Little Golf has finally completed her time as an Artist’s muse with the installation created by artist Jonathan Schipper coming to a close yesterday. For the last 31 days Little Golf has been travelling at 7mm per hour head long into a wall as part of the AV Festival here in the North East of England. Little Golf started looking like this….
and ended up like this….
Along with hundreds of other interested folk I’ve been popping by each week to chronicle Little Golf’s progress and on Friday I went along to the closing party to say farewell to the plucky little hatchback. She held her pose admirably while everyone gathered around, sipped glasses of bubbly and examined the final results.
So, Little Golf has been involved in a collision that would normally take place in seconds yet in this instance has lasted a whole month. What did the people of Newcastle make of all this. I spoke to Fluff, who has been one of the invigilators. She said that many people had wondered what the end result would mean. Was the car part of a crash test evaluation? Would the results be added to a car safety database. When Fluff explained it was in the name of art most people were intrigued by the concept of slowing down physical events. Inevitably some were shocked by the wanton destruction while others felt their own car would have been better suited to the treatment rather than Little Golf. There were some people, she said, who had come in each day at the same time of the day and took a photo creating their own time-lapse film of the event. Fluff said the strangest part for her was spending the day with the car knowing it was crashing but not being able to see it. But every now and then there would be a loud creak or a bang to remind her of the imperceptible movement.
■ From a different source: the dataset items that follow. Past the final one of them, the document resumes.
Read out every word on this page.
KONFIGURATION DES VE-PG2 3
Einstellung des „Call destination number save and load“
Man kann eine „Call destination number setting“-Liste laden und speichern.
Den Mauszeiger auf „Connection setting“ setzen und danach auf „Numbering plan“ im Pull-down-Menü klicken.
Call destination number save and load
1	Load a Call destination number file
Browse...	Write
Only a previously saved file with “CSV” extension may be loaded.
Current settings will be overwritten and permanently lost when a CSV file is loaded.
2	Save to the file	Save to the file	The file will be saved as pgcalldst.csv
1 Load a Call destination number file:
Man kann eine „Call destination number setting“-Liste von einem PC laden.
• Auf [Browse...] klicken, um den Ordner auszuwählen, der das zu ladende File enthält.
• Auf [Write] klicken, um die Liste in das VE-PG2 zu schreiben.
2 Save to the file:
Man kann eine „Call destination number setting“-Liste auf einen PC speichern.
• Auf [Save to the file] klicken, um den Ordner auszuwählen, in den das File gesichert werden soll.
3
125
Jonty Tarbuck and Hannah Kirkham of Locus + who commissioned the artwork were delighted with the response. “It really couldn’t have gone better” said Jonty although he did wonder what they were going to do with Little Golf now. “She might be cubed” he said “we’ll have to see what Jonathan says.”
It turned out that even Jonathan Schipper wasn’t sure of Little Golf’s fate. “Well it might just get scrapped or maybe cubed and placed on a pedestal.” Now I have to say that Jonathan, although serious about his art, has a permanent twinkle in his eye so he might have been pulling my leg about the pedestal bit. I asked him what gave him the idea for the piece. “There wasn’t a light bulb moment, it just sort of evolved.” he said. ” I’ve always been interested in the transformation and the deterioration of things. How something can change over time but we just don’t notice.” I think the little kid in him likes a bit of destruction because he seemed saddened by the lack of damage to Little Golf’s interior. ” On previous pieces the windows have smashed out” he said almost wistfully. But we both liked the fact that the Little Tree air freshener was still dangling from the rear view mirror.
Thank you so much to everyone who has stopped by the blog and passed comment on Little Golf’s journey into a shop wall. I’m afraid it’s back to elves now. Talking of which, the very lovely Jonathan Schipper has agreed to be “elfed”. So I’m off to get doodling.
But lets just say goodbye to Little Golf.